In 2011, Kobilka achieved another breakthrough when his team captured an image of the receptor for adrenaline at the moment when it is activated by a hormone and sends a signal into the cell. The academy called the image "a molecular masterpiece."

The award is "fantastic recognition for helping us further understand the intricate details of biochemical systems in our bodies," said Bassam Z. Shakhashiri, president of the American Chemical Society.

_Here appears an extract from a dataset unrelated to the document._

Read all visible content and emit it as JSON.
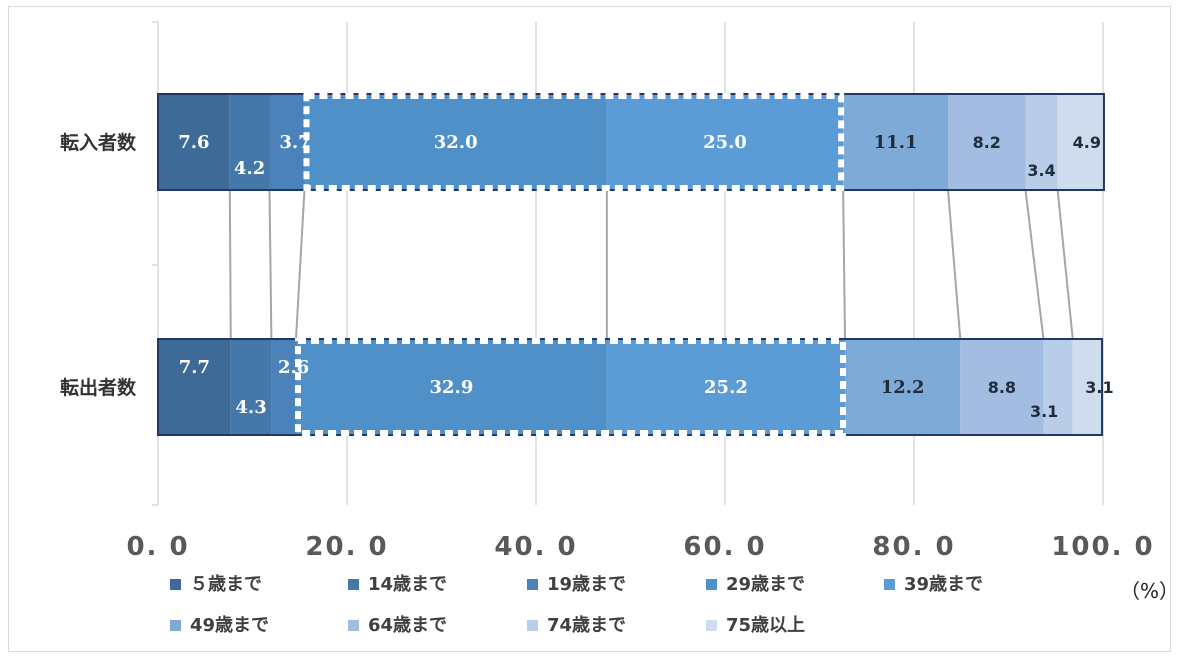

"They both have made great contributions to our understanding of health and disease," Shakhashiri said. "This is going to help us a great deal to develop new pharmaceuticals, new medicines for combating disease."

Drugs such as beta blockers, antihistamines and various psychiatric medicines have been around for some time, but before Lefkowitz and Kobilka's discoveries, their impact on the human body wasn't fully understood, said Sven Lidin, chairman of the prize committee.

"All we knew was that they worked, but we didn't know why," Lidin said. There is hope that the Nobel-winning research will lead to new medicines, he added.

Mark Downs, chief executive of Britain's Society of Biology, said the critical role receptors play is now taking for granted.

"This groundbreaking work spanning genetics and biochemistry has laid the basis for much of our understanding of modern pharmacology as well as how cells in different parts of living organisms can react differently to external stimulation, such as light and smell, or the internal systems which control our bodies such as hormones," Downs said in a statement.

The U.S. has dominated the Nobel chemistry prize in recent years, with American scientists being included among the winners of 17 of the past 20 awards.

This year's Nobel announcements started Monday with the medicine prize going to stem cell pioneers John Gurdon of Britain and Japan's Shinya Yamanaka. Frenchman Serge Haroche and American David Wineland won the physics prize Tuesday for work on quantum particles.

The Nobel Prizes were established in the will of 19th-century Swedish industrialist Alfred Nobel, the inventor of dynamite. The awards are always handed out on Dec. 10, the anniversary of Nobel's death in 1896.